Compression is conducted so that a condensed branch only contained sequences of one defined AP cluster. The allocation to the AP clusters, i.e. New World cluster (blue), Arctic/Arctic-like (grey), Cosmopolitan (red), and Asian (green) is indicated. Branches highlighted contain sequences from the Africa-2 lineage (*) and the Indian subcontinent (**).
Similarities in % of the four cluster exemplars to the Asian and Cosmopolitan cluster, additionally similarities from sequences from Indian subcontinent (N = 6) to both Asian and Cosmopolitan cluster exemplars.
| Exemplars and individual sequences | Exemplar | Exemplar | Exemplar | Exemplar |
|---|---|---|---|---|
| Exemplar Cosmopolitan | 100% | 85.22% | 82.80% | 87.74% |
| Exemplar Asian | 85.22% | 100% | 83.40% | 84.50% |
| Exemplar Arctic | 87.74% | 84.50% | 82.37% | 100% |
| Exemplar New World | 82.80% | 83.40% | 100% | 82.37% |
| KX148108_Nepal_2011 | 85.15% | 84.86% | 83.16% | 84.86% |
| KX148245_Nepal_2009 | 85.02% | 84.75% | 83.08% | 84.78% |
| KX148246_India_1997 | 84.97% | 85.21% | 83.15% | 84.37% |
| AB569299_Sri Lanka_human_2008 | 84.67% | 85.10% | 83.06% | 84.36% |
| AB635373_Sri Lanka_cat_2009 | 84.53% | 84.88% | 82.95% | 84.19% |
| KF154999_United Kingdom_dog_2008 | 84.80% | 85.09% | 83.18% | 84.44% |
Fig 4Graphical display of AP clusters over the range of input parameters for G-gene sequences (extracted from full genome sequences, S1 Table) and additional sequences from Nepal (N = 9) and Sri Lanka (N = 49) (S2 Table).
G-gene analysis supported the existence of a fifth AP cluster as well as an additionally increased adjacent plateau. As the length of two cluster plateau cannot be defined, it is shaded in gray.

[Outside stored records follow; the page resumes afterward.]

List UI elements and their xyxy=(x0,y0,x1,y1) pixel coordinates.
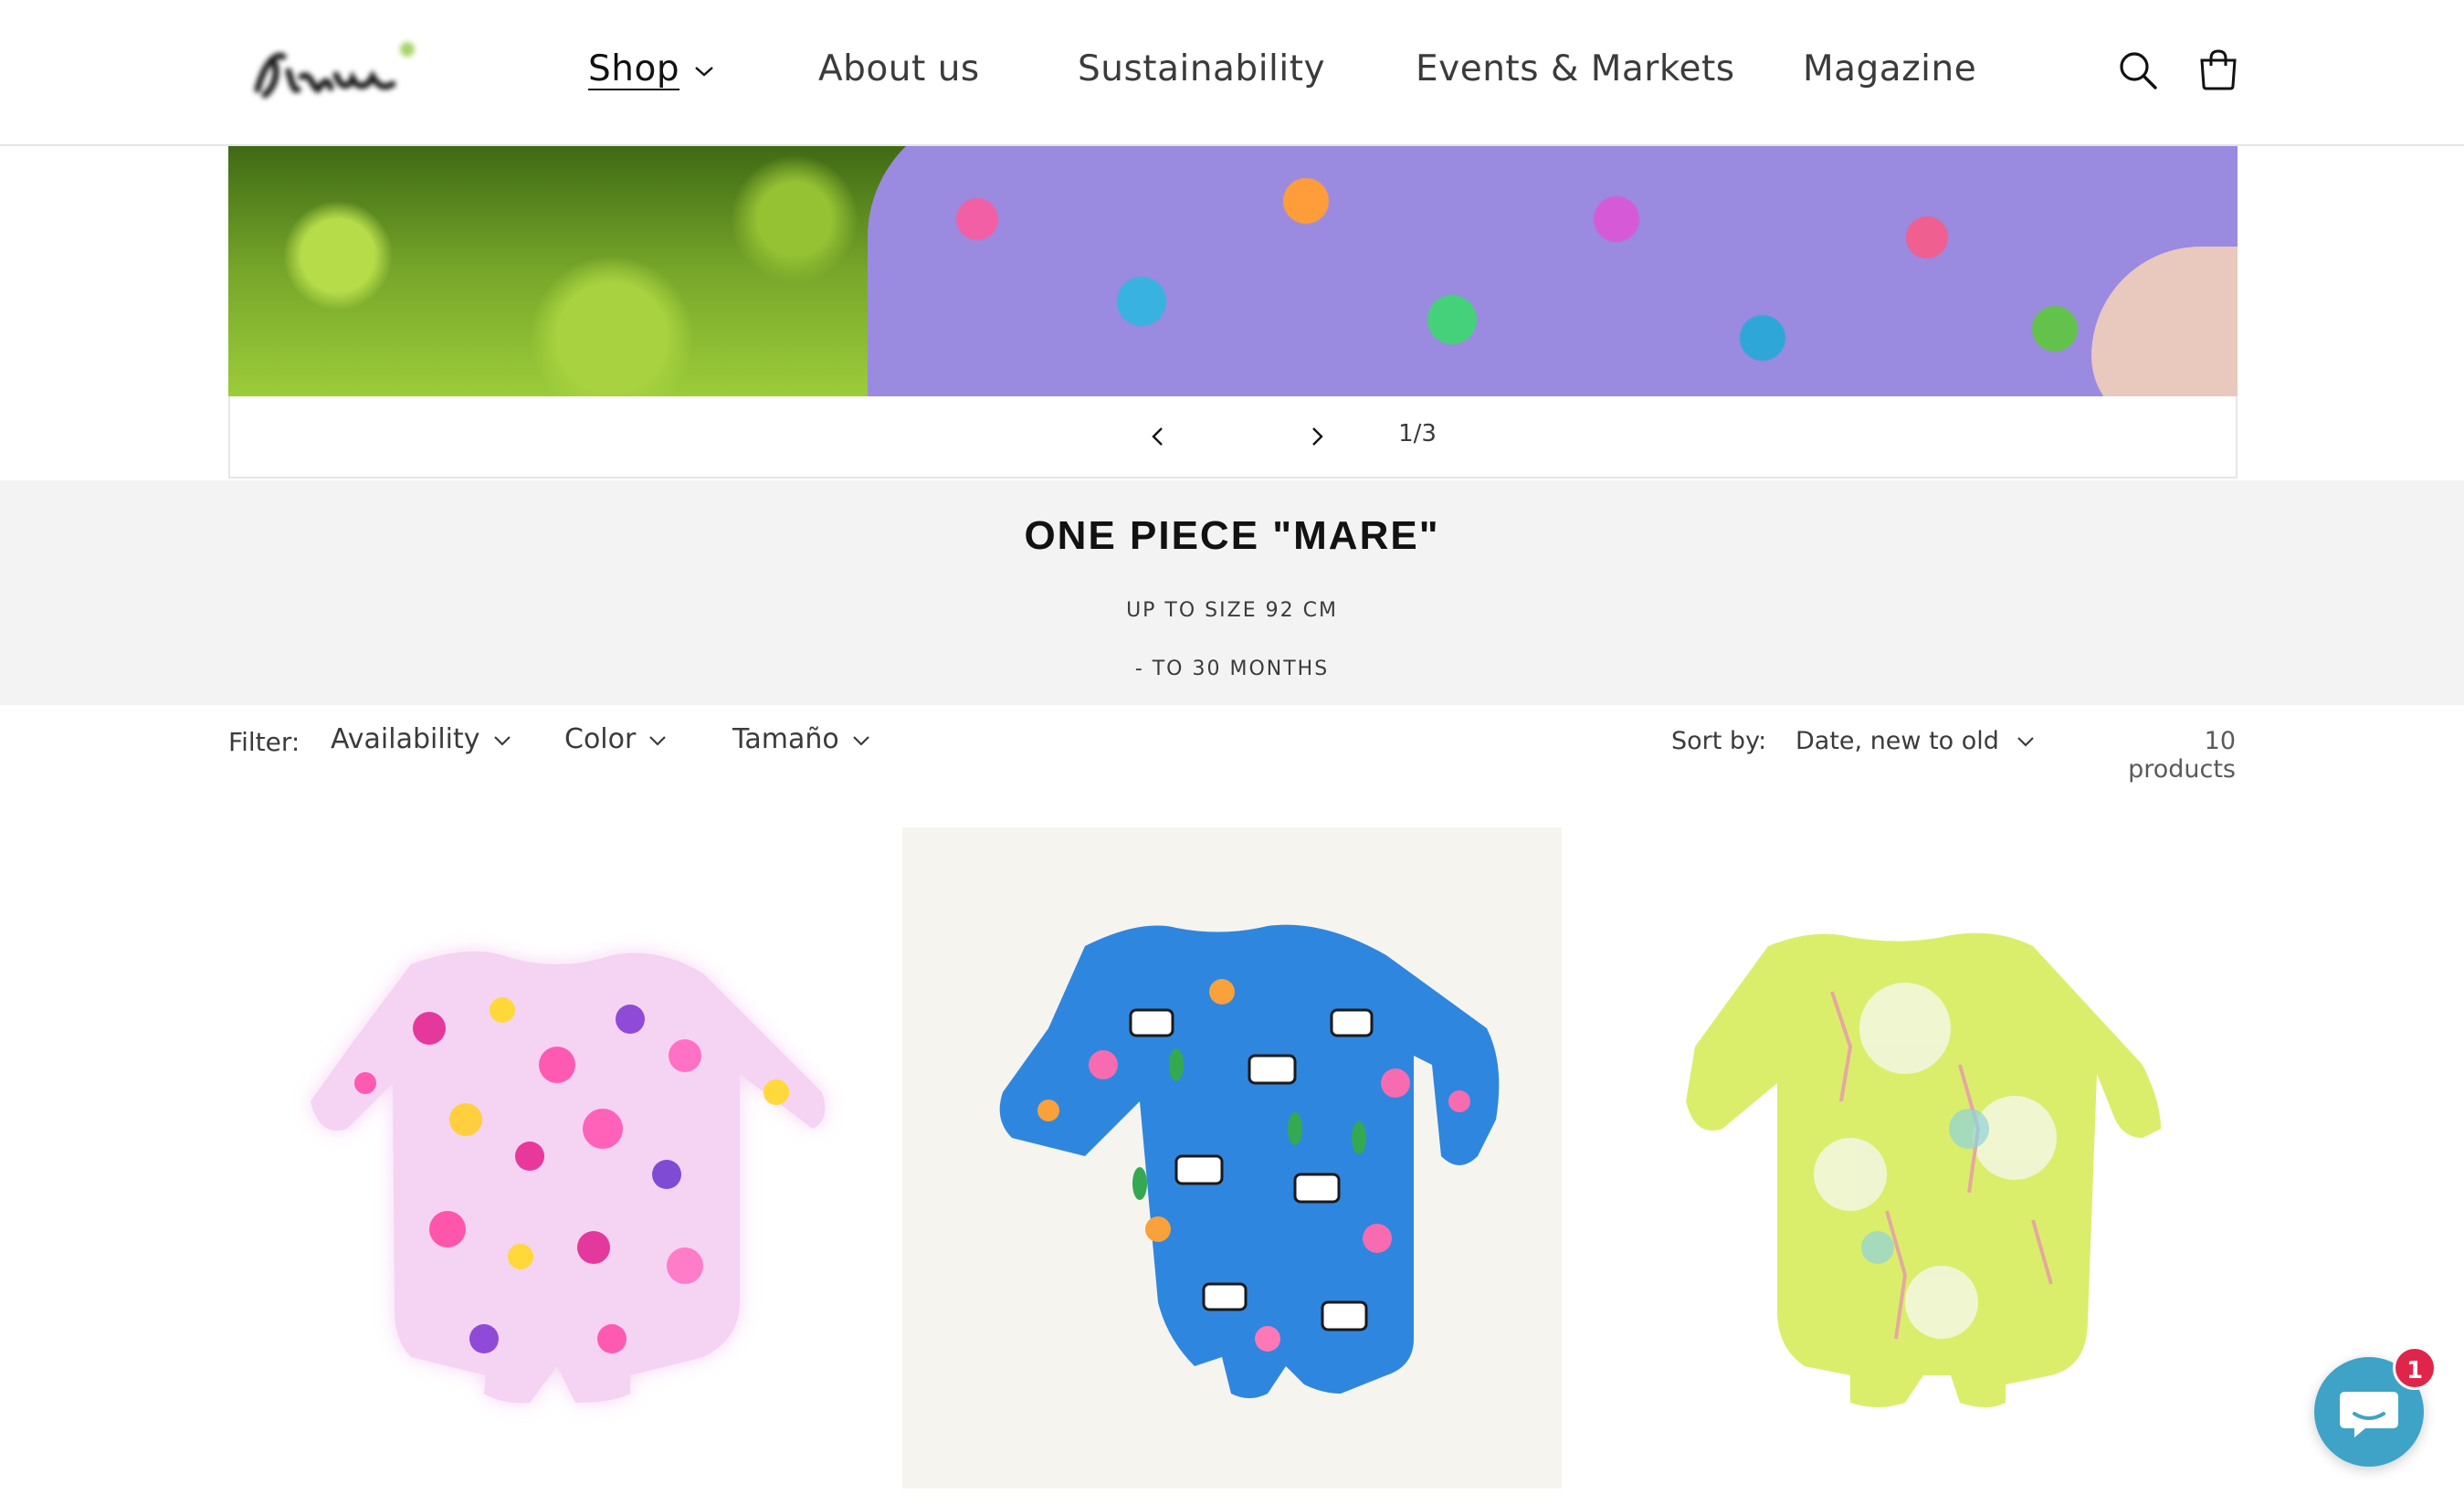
collection-description-size: UP TO SIZE 92 CM xyxy=(1126,599,1338,622)
chevron-down-icon xyxy=(695,66,713,77)
product-image-blue-zebra xyxy=(999,924,1500,1398)
nav-magazine-label: Magazine xyxy=(1803,48,1977,89)
product-image-lime-giraffe xyxy=(1686,932,2161,1407)
chat-notification-badge: 1 xyxy=(2393,1346,2437,1390)
previous-slide-button[interactable] xyxy=(1143,422,1173,451)
product-card-pink-floral[interactable] xyxy=(228,827,888,1489)
nav-events-markets[interactable]: Events & Markets xyxy=(1416,42,1735,97)
nav-sustainability[interactable]: Sustainability xyxy=(1078,42,1325,97)
filter-tamano-label: Tamaño xyxy=(732,723,839,755)
nav-shop-label: Shop xyxy=(588,48,680,89)
product-card-lime-giraffe[interactable] xyxy=(1576,827,2236,1489)
sort-select[interactable]: Date, new to old xyxy=(1795,727,2042,755)
chevron-down-icon xyxy=(649,735,667,746)
grass-background xyxy=(228,146,922,396)
collection-description-age: - TO 30 MONTHS xyxy=(1134,658,1330,680)
cart-icon[interactable] xyxy=(2195,47,2241,93)
nav-magazine[interactable]: Magazine xyxy=(1803,42,1976,97)
nav-about-us-label: About us xyxy=(818,48,980,89)
chevron-down-icon xyxy=(2017,737,2034,747)
filter-color[interactable]: Color xyxy=(564,723,667,755)
product-image-pink-floral xyxy=(311,951,826,1404)
chevron-right-icon xyxy=(1312,427,1323,446)
chevron-left-icon xyxy=(1152,427,1163,446)
product-count: 10 products xyxy=(2128,727,2236,784)
filter-tamano[interactable]: Tamaño xyxy=(732,723,870,755)
sort-label: Sort by: xyxy=(1671,727,1767,755)
collection-title: ONE PIECE "MARE" xyxy=(1024,513,1440,558)
site-header: Shop About us Sustainability Events & Ma… xyxy=(0,0,2464,146)
slide-counter: 1/3 xyxy=(1398,420,1437,447)
elephant-print-fabric xyxy=(868,146,2238,396)
filter-availability[interactable]: Availability xyxy=(331,723,511,755)
next-slide-button[interactable] xyxy=(1302,422,1332,451)
nav-events-markets-label: Events & Markets xyxy=(1416,48,1735,89)
nav-sustainability-label: Sustainability xyxy=(1078,48,1326,89)
filter-color-label: Color xyxy=(564,723,637,755)
slideshow-controls: 1/3 xyxy=(228,396,2238,479)
brand-logo[interactable] xyxy=(247,35,420,113)
nav-about-us[interactable]: About us xyxy=(818,42,980,97)
search-icon[interactable] xyxy=(2115,47,2161,93)
filter-label: Filter: xyxy=(228,727,300,757)
nav-shop[interactable]: Shop xyxy=(588,42,714,97)
filter-availability-label: Availability xyxy=(331,723,480,755)
chevron-down-icon xyxy=(493,735,511,746)
chevron-down-icon xyxy=(852,735,869,746)
hero-slide-image xyxy=(228,146,2238,396)
product-card-blue-zebra[interactable] xyxy=(902,827,1562,1489)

Fig 5A) Phylogenetic neighbor joining tree of 21 full genome lyssavirus sequences (only lyssavirus species with at least 3 divergent and complete full genome sequences available were used) based on the Tamura-3-parameter evolution model as implemented in Mega6. Bootstrap values (500 iterations) are indicated next to the branches. B) Graphical display of AP clusters over the range of input parameters for the 21 sequences. The largest plateau was seven AP clusters (highlighted). As the length of two cluster plateau cannot be defined, it is shaded in gray.